Deduction under 80G claimed on donation made by the assessee was disallowed in the absence of receipts and penalty levied on this amount. The CIT(A) confirmed the levy of penalty as the onus was on the assessee to prove the claim for deduction. According to the assessee, disallowance of deduction on account of non-production of receipts could not be considered as concealment of income or furnishing of inaccurate particulars of income.

DEPB benefits were excluded from business profits for computing deduction under section 80HHC, while excise duty and sales tax were added to the total turnover for computing the deduction. The CIT(A) had partly allowed the assessee's appeal but confirmed the levy of penalty on the excess deductions claimed under section 80HHC, including on indirect cost related to trading goods and interest received on income tax refund. Objecting to the penalty, the assessee submitted that the indirect cost of trading export had been computed on estimate basis and available data.

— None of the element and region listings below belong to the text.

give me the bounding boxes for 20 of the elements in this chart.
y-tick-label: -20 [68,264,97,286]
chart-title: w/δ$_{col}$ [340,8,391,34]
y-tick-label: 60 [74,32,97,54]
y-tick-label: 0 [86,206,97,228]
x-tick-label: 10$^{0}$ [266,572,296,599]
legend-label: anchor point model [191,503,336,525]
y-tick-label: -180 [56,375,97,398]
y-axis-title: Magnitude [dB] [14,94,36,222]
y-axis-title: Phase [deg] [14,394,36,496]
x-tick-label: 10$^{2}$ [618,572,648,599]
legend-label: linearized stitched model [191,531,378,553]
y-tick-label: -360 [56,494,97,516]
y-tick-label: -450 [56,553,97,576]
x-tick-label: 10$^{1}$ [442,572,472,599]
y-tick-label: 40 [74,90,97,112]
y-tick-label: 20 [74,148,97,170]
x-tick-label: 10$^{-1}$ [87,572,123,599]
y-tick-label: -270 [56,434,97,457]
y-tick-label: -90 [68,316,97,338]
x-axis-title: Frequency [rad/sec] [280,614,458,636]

Having heard the parties, the Tribunal held that,

++ the CIT(A) had held that the assessee had adjusted the loss against profit on sale of short term capital gains which was illegal. Having furnished inaccurate particulars of income, the levy of penalty under section 271(1)(c) was justified. The order of the CIT(A) was confirmed as the assessee had wrongly claimed the loss when provisions of section 94 were clearly applicable to such transactions;

++ regarding penalty on SAP expenses, the CIT(A) had dismissed the appeal. However, in the quantum appeal as the issue had been set aside, along with issue of expenses on 14A investments, the penalty levied was also set aside;

++ regarding deduction under 80G, there was no infirmity in the CIT(A) order as the receipt had not been made available before more than one authority, in clear violation of the section. Penalty on this issue was confirmed;

++ computation of relief under section 80HHC was controversial as this section had undergone numerous amendments. The assessee had furnished all particulars of the individual components in computing the 80HHC relief. The particulars were accurate and supported by a certificate by the Chartered Accountant. Following the apex court decision, holding that as long as the assessee had not given any information in the return which were incorrect, making an incorrect claim in law was not tantamount to furnishing inaccurate particulars and penalty under section 271(1)(c) was not attracted, as well as the decision of the Delhi High Court, the penalty levied in respect of the disallowance under section 80HHC was deleted.